Et donc les éleveurs perçoivent vos interventions d’un meilleur œil ?
Ils y sont plus favorables à présent, car ils comprennent que plus nombreuses seront les personnes informées des bonnes attitudes à adopter, moins il y aura de problèmes. Depuis 2020, notamment suite au Covid, il y a beaucoup plus de monde en montagne, les gens ont besoin de nature. L’objectif principal du programme est que les différents usagers cohabitent bien.

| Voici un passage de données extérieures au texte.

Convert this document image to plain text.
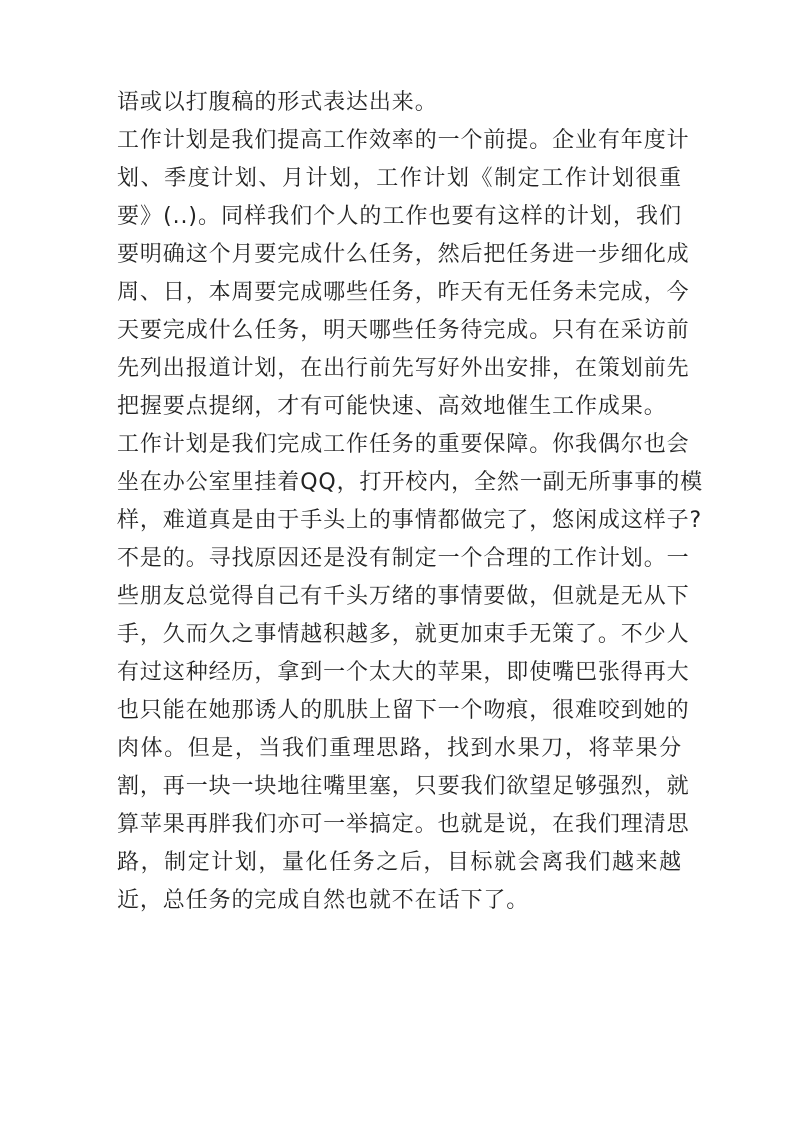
语或以打腹稿的形式表达出来。
工作计划是我们提高工作效率的一个前提。企业有年度计
划、季度计划、月计划，工作计划《制定工作计划很重
要》(..)。同样我们个人的工作也要有这样的计划，我们
要明确这个月要完成什么任务，然后把任务进一步细化成
周、日，本周要完成哪些任务，昨天有无任务未完成，今
天要完成什么任务，明天哪些任务待完成。只有在采访前
先列出报道计划，在出行前先写好外出安排，在策划前先
把握要点提纲，才有可能快速、高效地催生工作成果。
工作计划是我们完成工作任务的重要保障。你我偶尔也会
坐在办公室里挂着QQ，打开校内，全然一副无所事事的模
样，难道真是由于手头上的事情都做完了，悠闲成这样子?
不是的。寻找原因还是没有制定一个合理的工作计划。一
些朋友总觉得自己有千头万绪的事情要做，但就是无从下
手，久而久之事情越积越多，就更加束手无策了。不少人
有过这种经历，拿到一个太大的苹果，即使嘴巴张得再大
也只能在她那诱人的肌肤上留下一个吻痕，很难咬到她的
肉体。但是，当我们重理思路，找到水果刀，将苹果分
割，再一块一块地往嘴里塞，只要我们欲望足够强烈，就
算苹果再胖我们亦可一举搞定。也就是说，在我们理清思
路，制定计划，量化任务之后，目标就会离我们越来越
近，总任务的完成自然也就不在话下了。
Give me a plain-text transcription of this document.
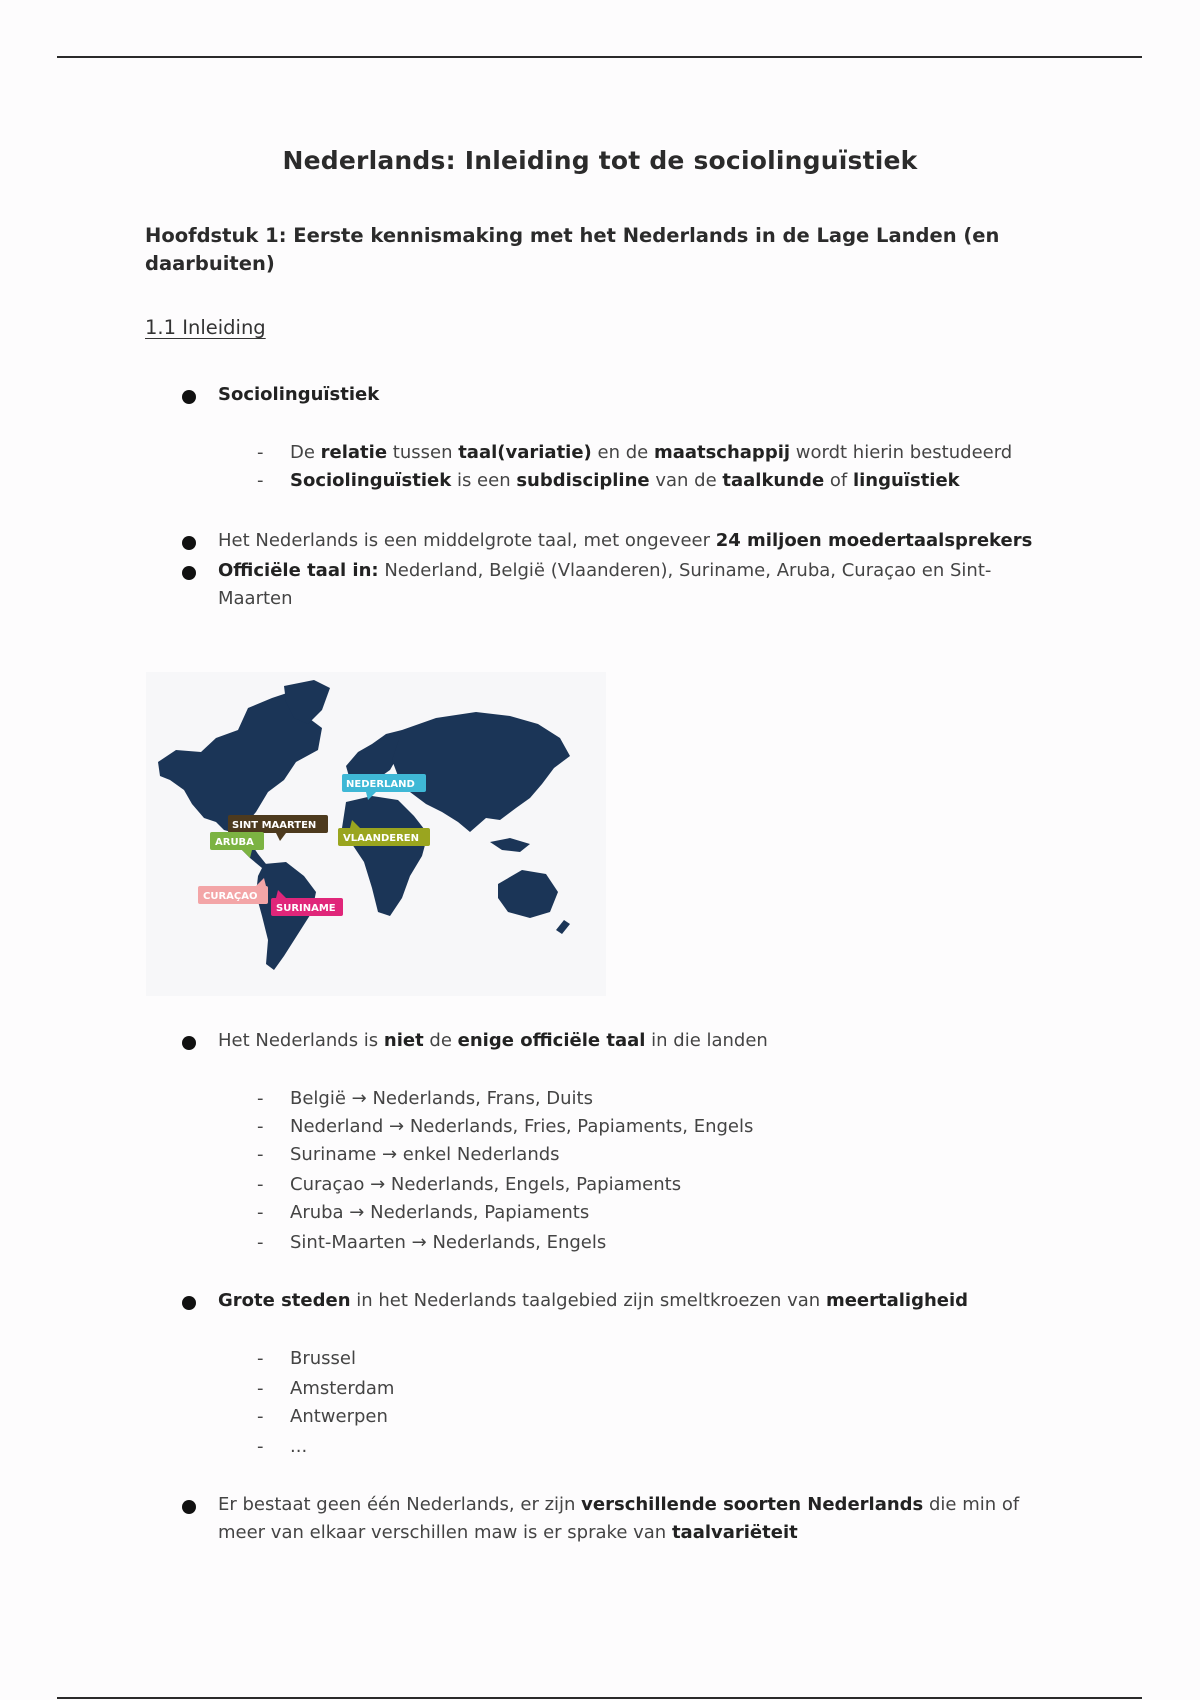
Nederlands: Inleiding tot de sociolinguïstiek
Hoofdstuk 1: Eerste kennismaking met het Nederlands in de Lage Landen (en daarbuiten)
1.1 Inleiding
Sociolinguïstiek
- De relatie tussen taal(variatie) en de maatschappij wordt hierin bestudeerd
- Sociolinguïstiek is een subdiscipline van de taalkunde of linguïstiek
Het Nederlands is een middelgrote taal, met ongeveer 24 miljoen moedertaalsprekers
Officiële taal in: Nederland, België (Vlaanderen), Suriname, Aruba, Curaçao en Sint-Maarten
NEDERLAND
SINT MAARTEN
ARUBA	VLAANDEREN
CURAÇAO
SURINAME
Het Nederlands is niet de enige officiële taal in die landen
- België → Nederlands, Frans, Duits
- Nederland → Nederlands, Fries, Papiaments, Engels
- Suriname → enkel Nederlands
- Curaçao → Nederlands, Engels, Papiaments
- Aruba → Nederlands, Papiaments
- Sint-Maarten → Nederlands, Engels
Grote steden in het Nederlands taalgebied zijn smeltkroezen van meertaligheid
- Brussel
- Amsterdam
- Antwerpen
- ...
Er bestaat geen één Nederlands, er zijn verschillende soorten Nederlands die min of meer van elkaar verschillen maw is er sprake van taalvariëteit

Avec ce recul de quatre ans écoulés, vous en concluez que le programme est pertinent ?
Je pense qu’il l’est, en effet. Ces deux dernières années, j’ai rencontré sur les sentiers plusieurs adeptes de la bombe au poivre, qui craignaient les chiens de protection et n’auraient pas hésité à s’en servir « en cas d’urgence ». Je peux partager l’histoire d’un randonneur qui s’en est servi contre un patou, dans le 04 il y a quelques temps. Cela a rendu le chien plus agressif avec les personnes qui sont passées après. Ils sont comme nous, ils mémorisent ! Même un animal plutôt calme peut devenir agressif dans ces circonstances. La bombe au poivre est contre-productive.